Thursday, December 23, 2010
More on the new Google Nexus S smartphone
There are many reasons for Google to produce a "pure Google experience" phone to help increase Android's momentum. Mobile app developers need to have early access to a new operating system to make sure their apps will work well on the new phone.
Google's Android operating system allows wireless carriers and handset makers to dictate the pace at which their customers receive Android updates, meaning some app developers on one carrier might not be able to see new releases before customers on another carrier start running the software, and that is something that Google wants to change.
There's also even more reasons for building a phone like the Nexus S. When Google tried to launch its previous Nexus One smartphone almost a year ago, it came with plans to free consumers from two-year contracts, end exclusive deals between wireless carriers and handset makers for new phones, and a few more things in between.
But there were a few issues. Wireless carriers withdrew promised support for the Nexus One, and without broad carrier support Google was forced to do exactly what it didn't want to do: offer a phone effectively locked to a single carrier.
And that's when all the problems unfolded for the Nexus One. Google certainly doesn't want a repeat of this so now it is doing things differently.
The Nexus S is now being promoted based only on its hardware and software merits. It's basically a 'Googlized' version of the Samsung Galaxy S, with the near-field communications chips that Google CEO Eric Schmidt spoke about last month and could one day let you use your phone as a credit card.
Known as Gingerbread, the Android version 2.3 OS will bring a new virtual keyboard and a simpler user interface when it ships with the Nexus S on December 16.
It will be interesting to see just how the new Nexus S is acclaimed by the wireless industry and how well it will sell in Best Buy stores, given the failure Google experienced with the Nexus One back in January 2010.
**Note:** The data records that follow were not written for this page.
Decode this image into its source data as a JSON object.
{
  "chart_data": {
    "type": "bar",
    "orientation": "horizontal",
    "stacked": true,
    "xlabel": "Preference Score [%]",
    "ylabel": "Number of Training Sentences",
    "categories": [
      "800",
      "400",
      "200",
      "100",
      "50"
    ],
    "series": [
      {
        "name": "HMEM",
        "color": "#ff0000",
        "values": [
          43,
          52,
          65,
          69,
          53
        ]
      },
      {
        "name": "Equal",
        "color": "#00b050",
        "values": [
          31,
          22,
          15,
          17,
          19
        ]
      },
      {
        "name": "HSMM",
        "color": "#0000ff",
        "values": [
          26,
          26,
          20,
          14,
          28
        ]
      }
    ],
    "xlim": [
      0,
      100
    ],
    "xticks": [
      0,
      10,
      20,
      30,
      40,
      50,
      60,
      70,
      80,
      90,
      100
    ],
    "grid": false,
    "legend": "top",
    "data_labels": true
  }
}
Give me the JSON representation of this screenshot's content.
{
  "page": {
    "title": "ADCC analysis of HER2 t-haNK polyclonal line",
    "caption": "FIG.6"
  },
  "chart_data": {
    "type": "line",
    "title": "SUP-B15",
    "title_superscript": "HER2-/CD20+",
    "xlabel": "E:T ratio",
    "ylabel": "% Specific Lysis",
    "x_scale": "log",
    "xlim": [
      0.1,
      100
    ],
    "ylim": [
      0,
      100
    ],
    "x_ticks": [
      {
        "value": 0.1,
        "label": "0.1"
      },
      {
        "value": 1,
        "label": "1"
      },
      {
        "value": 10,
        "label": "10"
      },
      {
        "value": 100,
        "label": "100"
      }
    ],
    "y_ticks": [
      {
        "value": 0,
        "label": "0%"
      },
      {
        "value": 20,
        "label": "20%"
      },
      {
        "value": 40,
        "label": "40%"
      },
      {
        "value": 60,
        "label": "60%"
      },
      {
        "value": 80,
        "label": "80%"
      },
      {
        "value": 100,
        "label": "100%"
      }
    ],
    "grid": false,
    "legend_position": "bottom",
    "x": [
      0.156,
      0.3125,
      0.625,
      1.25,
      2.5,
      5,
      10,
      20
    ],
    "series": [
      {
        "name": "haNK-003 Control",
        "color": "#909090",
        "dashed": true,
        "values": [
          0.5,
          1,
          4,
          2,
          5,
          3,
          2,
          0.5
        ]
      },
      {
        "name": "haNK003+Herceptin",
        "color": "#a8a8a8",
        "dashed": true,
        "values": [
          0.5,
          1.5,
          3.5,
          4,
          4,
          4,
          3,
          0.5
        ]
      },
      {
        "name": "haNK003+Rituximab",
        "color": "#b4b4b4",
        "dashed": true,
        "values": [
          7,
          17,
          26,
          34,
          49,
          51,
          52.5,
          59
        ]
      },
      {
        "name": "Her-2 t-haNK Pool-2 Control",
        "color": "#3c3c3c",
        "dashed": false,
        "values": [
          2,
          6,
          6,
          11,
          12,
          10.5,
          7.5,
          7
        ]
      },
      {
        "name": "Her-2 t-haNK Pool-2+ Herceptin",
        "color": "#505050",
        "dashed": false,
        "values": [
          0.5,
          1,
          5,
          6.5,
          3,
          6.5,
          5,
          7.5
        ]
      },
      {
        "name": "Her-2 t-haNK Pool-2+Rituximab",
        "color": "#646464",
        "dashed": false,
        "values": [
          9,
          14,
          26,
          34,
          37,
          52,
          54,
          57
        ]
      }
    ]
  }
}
Google has now chosen to concentrate on its original Android promise of giving wireless carriers and handset makers around the world a free, competitive smartphone operating system to serve as a hedge against Apple's iPhone and RIM's BlackBerries.
Coming back to the Nexus One, it took only a day or two in January for users to discover that it had trouble connecting to 3G networks; not a good thing!
At that time, handset maker THK, wireless operator T-Mobile USA and Google were are all scrambling at trying to locate where the problem was in connecting to 3G networks using Google's Nexus One.
In a public statement posted on a T-Mobile forum about the subject, the company said "HTK, Google and T-Mobile are investigating this issue and hope to have more information for you soon. We understand your concern and appreciate your patience."
Neither THK, T-Mobile or Google were immediately available to various requests for comment.
According to the complaints, THK's Nexus One smartphone fluctuated widely between 3G and EDGE technology and was generally unable to sustain a 3G connection for more than 20 seconds at best.